My summer sewing will start soon. My kids participate in summer Shakespeare and each child wants a new Elizabethan oufit each year. sigh. It's a lot sewing, though my daughter now makes her own. But I redeem the time by listening to books on tape.

Kat Zhang said...

This is really neat! I love to sew...unfortunately, we don't own a sewing machine, so any project I undertake must be very small unless I want to be sewing stitches by hand forever! (I'm not a patient person like that).

I always wondered though...what exactly were petticoats *for*? They go under the dress, right? Were they to give the dress shape? Or to keep the bottom hem of the dress from getting dirty?


Rowenna said...

Connie--wow! I've never made Elizabethan clothing (though my late eighteenth century stock is getting to the point that I need to branch out and try other eras :) ) Books on tape--great idea!

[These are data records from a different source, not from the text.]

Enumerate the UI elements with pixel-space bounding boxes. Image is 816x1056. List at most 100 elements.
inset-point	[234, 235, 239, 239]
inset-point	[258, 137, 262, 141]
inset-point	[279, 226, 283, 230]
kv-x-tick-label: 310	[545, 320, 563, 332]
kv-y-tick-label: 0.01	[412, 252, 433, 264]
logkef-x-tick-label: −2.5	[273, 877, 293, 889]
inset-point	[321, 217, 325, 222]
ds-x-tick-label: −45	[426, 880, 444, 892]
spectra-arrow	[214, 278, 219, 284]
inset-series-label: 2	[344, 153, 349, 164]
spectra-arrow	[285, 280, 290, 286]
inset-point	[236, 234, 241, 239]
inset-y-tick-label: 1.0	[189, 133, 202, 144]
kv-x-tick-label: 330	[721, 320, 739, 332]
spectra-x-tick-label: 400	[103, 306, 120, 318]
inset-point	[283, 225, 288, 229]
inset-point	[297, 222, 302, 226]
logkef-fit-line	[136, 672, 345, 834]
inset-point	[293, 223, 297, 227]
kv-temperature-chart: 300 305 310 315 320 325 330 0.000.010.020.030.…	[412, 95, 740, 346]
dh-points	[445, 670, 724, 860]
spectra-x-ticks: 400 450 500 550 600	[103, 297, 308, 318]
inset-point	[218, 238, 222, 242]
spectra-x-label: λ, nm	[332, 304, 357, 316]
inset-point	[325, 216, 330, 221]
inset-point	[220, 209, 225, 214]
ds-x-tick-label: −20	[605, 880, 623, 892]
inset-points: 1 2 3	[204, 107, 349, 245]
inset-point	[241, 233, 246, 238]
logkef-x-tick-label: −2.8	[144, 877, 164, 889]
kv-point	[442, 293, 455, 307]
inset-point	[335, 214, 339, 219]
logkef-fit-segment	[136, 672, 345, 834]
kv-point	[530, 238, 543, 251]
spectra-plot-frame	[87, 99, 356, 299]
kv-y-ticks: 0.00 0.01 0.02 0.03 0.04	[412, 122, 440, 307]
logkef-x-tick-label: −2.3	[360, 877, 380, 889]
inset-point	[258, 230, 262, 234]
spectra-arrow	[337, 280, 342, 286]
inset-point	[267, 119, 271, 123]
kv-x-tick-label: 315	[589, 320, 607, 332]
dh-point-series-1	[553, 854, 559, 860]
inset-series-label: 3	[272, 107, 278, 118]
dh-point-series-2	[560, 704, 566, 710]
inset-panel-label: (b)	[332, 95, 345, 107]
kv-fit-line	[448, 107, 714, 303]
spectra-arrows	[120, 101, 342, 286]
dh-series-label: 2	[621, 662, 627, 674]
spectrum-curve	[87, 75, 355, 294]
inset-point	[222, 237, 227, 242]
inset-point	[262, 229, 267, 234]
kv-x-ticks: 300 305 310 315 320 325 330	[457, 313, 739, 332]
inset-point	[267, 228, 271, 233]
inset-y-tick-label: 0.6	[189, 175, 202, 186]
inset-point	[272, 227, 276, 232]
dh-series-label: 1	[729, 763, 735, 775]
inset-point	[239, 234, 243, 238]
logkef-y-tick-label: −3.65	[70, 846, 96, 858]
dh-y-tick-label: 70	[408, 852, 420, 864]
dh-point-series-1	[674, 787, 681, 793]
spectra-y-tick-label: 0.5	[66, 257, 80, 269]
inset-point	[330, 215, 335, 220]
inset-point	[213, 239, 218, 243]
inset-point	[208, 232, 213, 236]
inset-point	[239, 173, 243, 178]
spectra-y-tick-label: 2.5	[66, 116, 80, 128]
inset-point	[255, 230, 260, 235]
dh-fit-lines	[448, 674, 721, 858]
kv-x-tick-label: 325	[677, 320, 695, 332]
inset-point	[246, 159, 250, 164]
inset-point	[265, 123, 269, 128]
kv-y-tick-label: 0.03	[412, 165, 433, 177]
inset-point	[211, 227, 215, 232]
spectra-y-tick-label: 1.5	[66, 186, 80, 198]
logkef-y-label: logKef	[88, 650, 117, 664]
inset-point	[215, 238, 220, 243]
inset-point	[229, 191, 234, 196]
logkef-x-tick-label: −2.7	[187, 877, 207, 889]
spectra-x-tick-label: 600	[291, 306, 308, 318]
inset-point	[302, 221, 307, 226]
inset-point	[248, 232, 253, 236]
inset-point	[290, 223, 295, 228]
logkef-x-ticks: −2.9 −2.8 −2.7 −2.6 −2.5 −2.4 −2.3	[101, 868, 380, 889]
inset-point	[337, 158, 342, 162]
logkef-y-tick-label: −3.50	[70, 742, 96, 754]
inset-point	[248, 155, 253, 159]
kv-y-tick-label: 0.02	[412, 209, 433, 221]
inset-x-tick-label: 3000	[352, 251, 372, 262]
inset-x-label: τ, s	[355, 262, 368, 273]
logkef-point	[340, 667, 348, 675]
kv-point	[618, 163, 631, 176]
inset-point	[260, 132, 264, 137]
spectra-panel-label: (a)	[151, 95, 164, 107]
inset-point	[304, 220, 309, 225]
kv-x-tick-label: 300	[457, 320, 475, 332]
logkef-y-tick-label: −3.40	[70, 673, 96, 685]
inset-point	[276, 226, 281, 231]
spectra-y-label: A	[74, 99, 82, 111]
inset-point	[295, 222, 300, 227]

Kat--I did sew this one entirely by hand, though that usually isn't my MO. Practice makes my hand sewing quicker :P Petticoats in the eighteenth century are actually just skirts--the term doesn't indicate under or outer clothing as it does for later periods. You could layer a couple to give an outfit extra shape, but the top one was usually visible, as they were worn with short jackets or gowns that were open in the front. Which is why, incidentally, I like to have a few colors so I can mix up my wardrobe!

Kat Zhang said...

Oh, I see! Thanks for the explanation. And I can't believe you can sew so quickly and neatly by hand...guess I really do need to practice more!